What I'm wondering is if it's all still worth it. Lately, I've been getting rid of some stuff and it's been hard, very hard! It's like having to get rid of some of your children and sell them to Rhino Records for money to buy groceries with. I love having every Stanley Kubrick movie available on hand but mostly because I have had them all since before I could just find them online in 30 seconds. And if my VCR ever takes a shit on me, I will be out of luck because I have no idea where I would take a VCR to get repaired. Maybe I should just leave the collections of obsolete entertainment to libraries. Between every library in San Bernardino and Los Angeles counties, I can find almost every book or film I want and there are still one or two video stores out there to fill in the gaps in my cinematic knowledge. The Blockbuster Video up the street has all the Star Wars movies just waiting to be watched one day. I don't need to save one square foot of shelf space for six movies I don't really even want to watch, do I?

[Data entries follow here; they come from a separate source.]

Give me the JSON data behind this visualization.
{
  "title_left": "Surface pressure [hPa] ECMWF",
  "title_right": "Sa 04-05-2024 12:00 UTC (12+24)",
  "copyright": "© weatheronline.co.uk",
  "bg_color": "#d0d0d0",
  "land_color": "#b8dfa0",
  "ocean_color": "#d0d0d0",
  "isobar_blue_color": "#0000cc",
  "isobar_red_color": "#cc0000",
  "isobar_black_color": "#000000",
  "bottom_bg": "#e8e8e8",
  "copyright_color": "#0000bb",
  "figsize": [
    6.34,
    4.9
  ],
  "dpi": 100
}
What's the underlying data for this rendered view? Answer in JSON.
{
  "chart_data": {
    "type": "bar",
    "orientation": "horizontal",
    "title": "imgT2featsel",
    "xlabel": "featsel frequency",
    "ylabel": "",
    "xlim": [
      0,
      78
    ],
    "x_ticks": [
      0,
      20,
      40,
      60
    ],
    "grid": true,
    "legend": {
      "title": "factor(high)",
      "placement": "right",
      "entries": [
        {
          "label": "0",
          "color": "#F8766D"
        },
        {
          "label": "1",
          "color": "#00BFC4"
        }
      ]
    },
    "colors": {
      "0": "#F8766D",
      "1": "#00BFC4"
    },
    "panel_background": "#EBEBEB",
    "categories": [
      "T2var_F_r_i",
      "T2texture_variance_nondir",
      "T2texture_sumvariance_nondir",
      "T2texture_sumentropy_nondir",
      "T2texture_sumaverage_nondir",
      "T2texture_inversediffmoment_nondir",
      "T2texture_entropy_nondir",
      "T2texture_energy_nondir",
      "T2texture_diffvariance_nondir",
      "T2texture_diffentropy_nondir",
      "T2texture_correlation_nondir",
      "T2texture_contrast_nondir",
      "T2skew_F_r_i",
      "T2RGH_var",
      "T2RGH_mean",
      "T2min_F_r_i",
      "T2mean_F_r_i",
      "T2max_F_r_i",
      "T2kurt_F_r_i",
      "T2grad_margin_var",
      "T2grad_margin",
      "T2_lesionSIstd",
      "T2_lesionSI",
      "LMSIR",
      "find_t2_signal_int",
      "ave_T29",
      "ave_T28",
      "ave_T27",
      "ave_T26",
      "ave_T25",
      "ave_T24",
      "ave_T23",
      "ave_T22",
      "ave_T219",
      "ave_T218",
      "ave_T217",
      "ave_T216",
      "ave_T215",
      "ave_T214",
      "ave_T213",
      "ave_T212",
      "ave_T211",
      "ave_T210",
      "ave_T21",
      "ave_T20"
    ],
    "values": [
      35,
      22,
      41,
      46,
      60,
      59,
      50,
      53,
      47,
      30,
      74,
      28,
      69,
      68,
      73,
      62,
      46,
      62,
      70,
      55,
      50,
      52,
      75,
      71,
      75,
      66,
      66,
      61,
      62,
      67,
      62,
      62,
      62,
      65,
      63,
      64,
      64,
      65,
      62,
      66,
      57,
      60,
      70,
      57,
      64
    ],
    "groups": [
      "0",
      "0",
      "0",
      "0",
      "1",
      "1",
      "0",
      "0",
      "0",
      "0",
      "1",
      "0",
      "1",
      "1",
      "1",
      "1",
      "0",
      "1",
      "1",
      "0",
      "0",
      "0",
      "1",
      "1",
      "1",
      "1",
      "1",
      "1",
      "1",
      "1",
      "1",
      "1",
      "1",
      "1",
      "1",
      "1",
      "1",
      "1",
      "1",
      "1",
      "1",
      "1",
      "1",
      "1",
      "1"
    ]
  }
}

However, as previously noted, I am about 10 years behind the technology curve which makes the thought of listening to music through Pandora or that other one instead of my trusty old iPod that is the first version that they made in color a scary thought. Having two big boxes of CDs in my closet as backup is comforting. I don't like the fact that people now just go to YouTube on their iPhone if they want to hear a song. I know it's easier, faster and more convenient but... actually I really don't have an argument against that. I just know that it doesn't work for me and I don't know why. Actually, I do know why and it's because I can't get on the internet (or "the web" as I affectionately call it) on my phone. But I do know I don't have the desire to watch a feature length movie on a phone screen. I don't even really even like watching stuff on a laptop screen but, hey, you gotta have something to do at work, right? I don't know why I am holding on so stubbornly to these outdated methods of consumption. Comfort? For old times sake? The fear of technology? I probably should have been born 50 or 60 years earlier so that when the internet was invented, I could've just said, "You know what, fuck it, it's not worth figuring all that out at my age."

1 comment:

  1. I liked the "Pandora or other one" line. I was wondering about my collection of VHS tapes as well the other day. I currently do mot own a VCR in any form nor have I in years and yet we still have all these tapes gathering dust. Books are immune to this kind of obsolescence by their very self-contained nature. Do libraries even accept tapes anymore? You could go to the swap meet and sell em off to housewives and children.